4. La conservation du bâti
En période de chauffage, l’air exfiltré vers l’extérieur se refroidit en particulier dans l’isolant. Ainsi, son humidité relative augmente. Si au cours de ce parcours le point de rosée (pour une pression donnée, c’est la température à laquelle l’humidité contenue sous forme de vapeur d’eau dans l’air commence à se condenser en gouttelettes d’eau) est atteint, il y a condensation, ce qui rend l’isolant moins performant et peut engendrer des phénomènes de corrosion et de moisissure des matériaux.
Figure 5 : Illustration de la condensation dans les parois.
5. La sécurité à proximité des sites industriels SEVESO
Dans certains cas particuliers, une excellente étanchéité à l’air de l’enveloppe peut être recherchée afin de mettre à l’abri les personnes en cas de pollution atmosphérique (risques technologiques à proximité de sites SEVESO par exemple) et/ou pour confiner des produits toxiques dans une enceinte maîtrisée.
Figure 6 : Protection des personnes dans un local confiné en cas de pollution atmosphérique accidentelle.
Grâce à une bonne étanchéité à l’air de l’enveloppe des bâtiments, il est possible d’assurer aux occupants de bonnes conditions d’hygiène et de santé ; d’améliorer leur confort d’un point de vue thermique et acoustique, de réduire la facture énergétique et les émissions de gaz à effet de serre en limitant le gaspillage d’énergie; et de diminuer les condensations et les moisissures responsables de dégradations prématurées du bâti. Dans un autre registre, il est possible de mettre à l’abri les personnes en cas de pollution atmosphérique accidentelle à proximité de sites SEVESO.
C. REALISATION D’UN TEST
1. Préparation avant le test
En simplifiant quelque peu, il faut d'abord fermer toutes les ouvertures donnant sur l'extérieur (fenêtres, porte de garage, trappe de ventilation, etc.), et prendre soin de laisser les portes intérieures ouvertes pour permettre la libre circulation de l'air dans le bâtiment. Les fournaises au gaz ou au mazout sont fermées.
Une précaution à prendre pour les maisons où se trouvent un plafond suspendu est de soulever une tuile acoustique pour éviter les dommages au plafond.
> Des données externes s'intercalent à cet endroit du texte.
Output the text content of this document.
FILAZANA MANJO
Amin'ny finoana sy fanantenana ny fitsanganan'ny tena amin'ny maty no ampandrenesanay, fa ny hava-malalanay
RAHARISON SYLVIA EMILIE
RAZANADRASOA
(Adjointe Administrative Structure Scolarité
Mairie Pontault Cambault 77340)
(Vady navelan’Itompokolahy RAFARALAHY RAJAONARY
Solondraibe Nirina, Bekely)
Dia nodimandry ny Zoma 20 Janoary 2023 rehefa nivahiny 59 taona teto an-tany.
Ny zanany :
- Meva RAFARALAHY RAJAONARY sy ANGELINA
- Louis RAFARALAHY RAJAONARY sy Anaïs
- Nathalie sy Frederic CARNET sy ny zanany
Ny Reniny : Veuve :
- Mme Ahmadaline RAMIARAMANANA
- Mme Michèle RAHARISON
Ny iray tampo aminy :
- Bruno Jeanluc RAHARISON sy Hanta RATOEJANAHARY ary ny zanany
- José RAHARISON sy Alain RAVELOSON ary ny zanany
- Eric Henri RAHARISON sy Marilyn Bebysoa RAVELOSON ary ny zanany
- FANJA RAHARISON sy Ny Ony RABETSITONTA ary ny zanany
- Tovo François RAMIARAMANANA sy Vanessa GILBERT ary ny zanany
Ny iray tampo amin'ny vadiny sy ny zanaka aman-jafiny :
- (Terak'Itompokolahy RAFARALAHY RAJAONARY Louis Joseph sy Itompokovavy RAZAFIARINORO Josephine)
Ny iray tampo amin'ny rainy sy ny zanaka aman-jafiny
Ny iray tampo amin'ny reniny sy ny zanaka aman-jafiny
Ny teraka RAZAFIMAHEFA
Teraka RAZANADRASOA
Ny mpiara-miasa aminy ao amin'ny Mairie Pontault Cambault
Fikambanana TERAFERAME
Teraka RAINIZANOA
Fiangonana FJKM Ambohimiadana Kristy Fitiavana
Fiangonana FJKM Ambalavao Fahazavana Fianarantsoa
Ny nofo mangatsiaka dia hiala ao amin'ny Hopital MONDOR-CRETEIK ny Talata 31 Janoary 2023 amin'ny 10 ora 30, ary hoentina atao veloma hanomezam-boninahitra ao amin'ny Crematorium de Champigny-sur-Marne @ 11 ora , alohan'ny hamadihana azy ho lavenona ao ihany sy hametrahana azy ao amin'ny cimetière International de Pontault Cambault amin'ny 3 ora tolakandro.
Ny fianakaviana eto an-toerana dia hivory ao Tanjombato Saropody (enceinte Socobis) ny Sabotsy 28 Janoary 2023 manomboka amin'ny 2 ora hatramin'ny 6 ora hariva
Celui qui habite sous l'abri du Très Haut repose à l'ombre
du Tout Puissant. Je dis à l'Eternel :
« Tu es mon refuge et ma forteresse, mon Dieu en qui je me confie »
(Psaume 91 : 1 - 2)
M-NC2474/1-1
À noter que l'on pratique au préalable un essai à petite vitesse du ventilateur pour éviter toute mauvaise surprise.
2. Les différentes étapes du test
Une fois le ventilateur en marche, la première étape du test d'infiltrométrie consiste à mesurer la quantité d'air par minute nécessaire pour garder une pression constante dans le bâtiment (on utilise pour ça un manomètre qui mesure la pression sur la toile en nylon et le débit du ventilateur. On répète cette première phase du test pour différentes pressions.
On compare ensuite ces résultats avec des valeurs estimées en fonction du volume intérieur de la maison (le volume des meubles n'est pas pris en compte). La deuxième phase du test se fait à pression constante dans le bâtiment. La personne qui s'occupe du test fait le tour du bâtiment pour identifier les endroits où il y a des fuites (à l'aide d'une poire à fumée, d'un anémomètre à fil chaud, d'une caméra thermique haute définition). Ces fuites seront prises en compte pour l'analyse.
En tout, le test ne dure qu'une demi-heure, mais le travail sur site au minimum deux à trois heures. Les préparations de test en amont, les analyses de résultats et la mise en forme du rapport prennent autant de temps.